Если снова встать на ноги, то, между прочим, сразу снимаются (и в этом практическая польза от «прямой иерархии») многочисленные парадоксы, совершенно не решаемые в перевёрнутом состоянии. Вот лишь некоторые примеры таких недоумений: 
- Как это русский человек, с такой гордостью называющий свой язык «великим и могучим», брезгает молиться на нём, предпочитая язык «посторонний», «южнославянский»?   
- Почему оды Ломоносова и Державина он не относит к иноязычным текстам?
- Наконец, почему «Пророк» А.С.Пушкина, состоящий сплошь из церковнославянских слов, русские дети учат в школе наизусть как самый что ни на есть эталонный русский текст?
В самом деле, если художественный стиль русского языка XVIII – XIX веков эволюционировал в художественный стиль русского же языка XXI века, то почему аналогичное утверждение для церковного стиля должно считаться ложным?
Примечательно, что нигилистическое (назовём вещи своими именами) отношение к церковнославянскому языку, возобладавшее в современной «школьной» лингвистике, отнюдь не разделялось и не разделяется многими выдающимися русскими и зарубежными славистами.

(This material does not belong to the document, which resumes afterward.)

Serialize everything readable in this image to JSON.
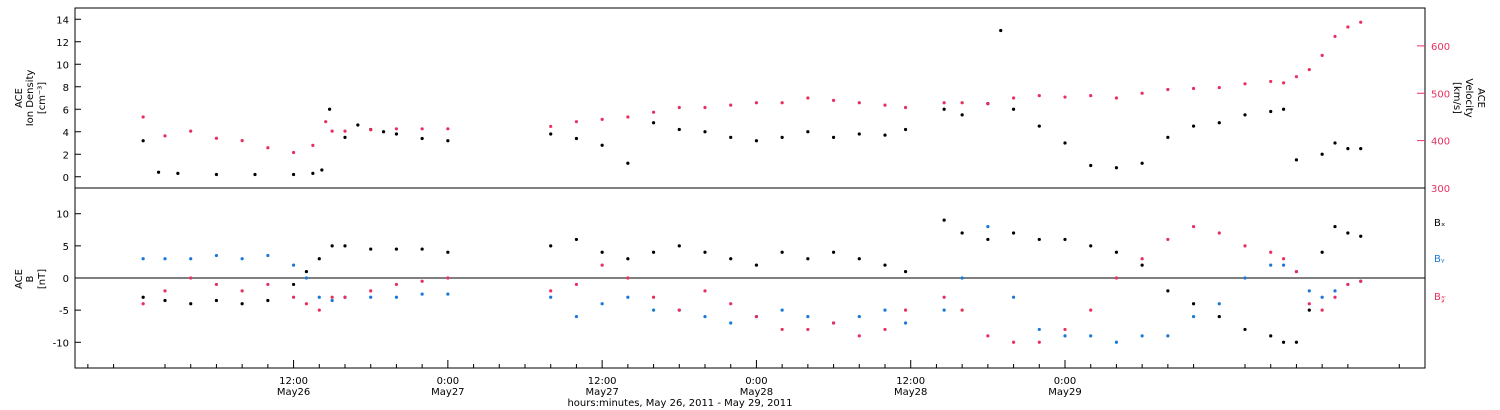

Так, например, академик  А.Шахматов не 10%, а около половины слов, форм и оборотов русского языка выводил из древнеболгарского [7]. Эволюцию русского языка он видел как раздвоение «жизненного пути самого ЦСЯ» [8]: один путь – церковно-учительный, другой – светский гражданский.
Б. Унбегаун отмечал, что синтаксис русского языка и в ХХ веке практически полностью остаётся церковнославянским, незатронутым русификацией. По поводу лексики этот оксфордский профессор писал: «В своей основе словарный состав современного русского литературного языка продолжает считаться церковнославянским, и не только оставаться, но и развиваться и обогащаться при помощи церковнославянского словообразования. Такие новые слова, как здравоохранение, соцсоревнование, истребитель, хладотехника и мн. др., не являются, как принято думать, заимствованными из чуждой ему церковнославянской стихии, а просто доказывают, что церковнославянский по происхождению русский литературный язык продолжает существовать и развиваться, как каждый живой язык, по своим собственным законам»  [9].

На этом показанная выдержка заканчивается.